Ibrahima Thiam, "Mame Ndeuk Daour Mbaye", 2020
(6 Mart'a kadar, Pera Müzesi)
Independent Curators International[Uluslararası Bağımsız Küratörler](ICI) girişiminin "Yarına Notlar" isimli sergisinde farklı ülkelerden 25 sanatçının Covid-19 pandemisiyle başlayan yeni küresel gerçekliği yansıtan eserleri yer alıyor. Mevcut kriz ortamında çağdaş kültürdeki değerleri ve ilişkileri sorgulamak, yeniden değerlendirmek ve bugün görülmesinin önemli olduğuna inandıkları eserleri paylaşmak üzere 25 ülkeden 25 küratör bu sergi için bir araya geliyor. Pera Müzesi'nde ziyaret edilebilecek "Yarına Notlar", küresel bir çağda, kolektif hafızanın inşasında sanatın potansiyel gücünü ele alıyor. Ayrıca sergi kapsamında sanatçı Cao Guimares, Shezad Dawood ve Daniela Ortiz'in videoları izleyicilerle buluşturuluyor. Sergi boyunca her Cumartesi Pera Müzesi Oditoryumu'nda gösterilecek eserler, yeni küresel gerçekliği sanatçıların merceğinden gözler önüne sererken, dünyanın ve insanlığın geleceğini yeniden düşünmeye davet ediyor.
(27 Mart'a kadar, Meşher)
Deniz Artun'un küratörlüğünde gerçekleşen "Ben-Sen-Onlar: Sanatçı Kadınların Yüzyılı" sergisi yaklaşık 1850–1950 arasında Türkiye'de yaşamış ve yaratmış sanatçı kadınların eserlerinden bir seçkiye yer veriyor. Meşher'in üç katında gerçekleşen sergide, 117 sanatçıdan 232 eser yer alıyor. "Ben-Sen-Onlar", ismini Şükran Aziz'in sergideki bir eserinden alıyor.
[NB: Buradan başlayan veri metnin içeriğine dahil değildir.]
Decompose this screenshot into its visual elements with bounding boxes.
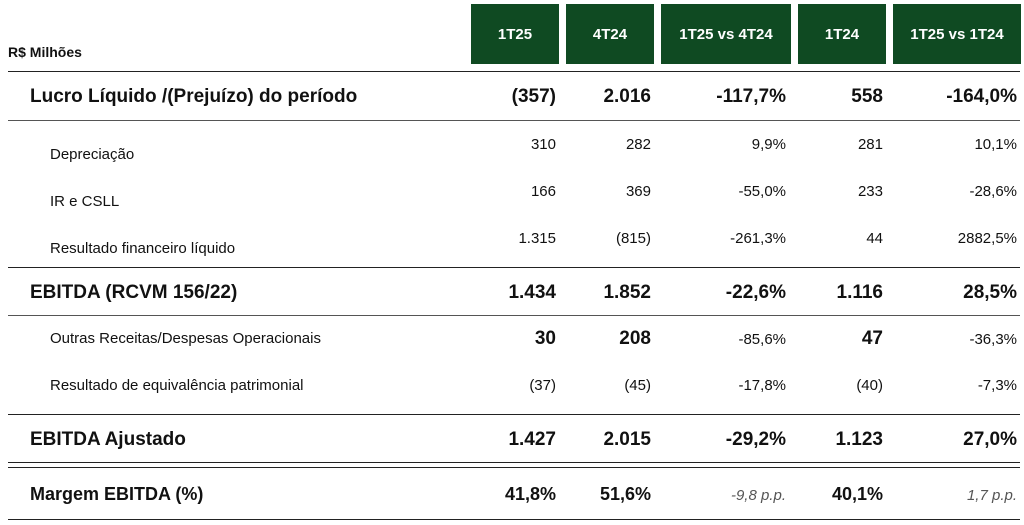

Sergi, çoğunluğu "ben"leşememiş ve dolayısıyla sanat tarihi tarafından kaydedilmemiş kadınları tek tek fark etmenin yanı sıra, kolektif bir "biz"in oluşabilme koşullarını da araştırıyor. Aynı zamanda bu sergi ile "biz"e yapılan çağrı kapsamında, Meşher ve MUBI iş birliğiyle A. Lily Aminpour, Haifaa Al-Mansour, Naziha Arebi, Kim Bora, Caroline Champetier, Barbara Hammer, Kim Cho-Hee, Joanna Hogg, Nadine Labaki, Azra Deniz Okyay, Agnès Varda ve Chloé Zhao gibi kadın yönetmenlerin filmlerinden oluşan özel bir seçki hazırlandı. "Ben-Sen-Onlar: Sanatçı Kadınların Yüzyılı" sergisinin küratoryal bakış açısından hareketle seçilen 12 film, MUBI'de "Ben-Sen-Onlar" kodu ile giriş yapılarak izlenebilir.
Candeğer Furtun
(17 Nisan'a kadar, Arter)
Küratörlüğünü Selen Ansen'in üstlendiği sergi, sanatçının 1960'lı yıllardan bu yana ürettiği seramik ağırlıklı heykellerden ve nesnelerden oluşan geniş bir seçkiyi üretim süreçlerine eşlik eden arşiv malzemeleriyle buluşturuyor. Candeğer Furtun'un altmış yıla yayılan üretimini kapsayan ve sanatçının seramiğe dair özgün yaklaşımlarını sunarken pratiğinin yaşamsal, felsefi, tarihsel, toplumsal ve siyasi sorunsallardan beslenen katmanlarına da ışık tutan ilk retrospektif sergisi, 17 Nisan 2022'ye kadar Arter'de sanatseverlerle buluşacak.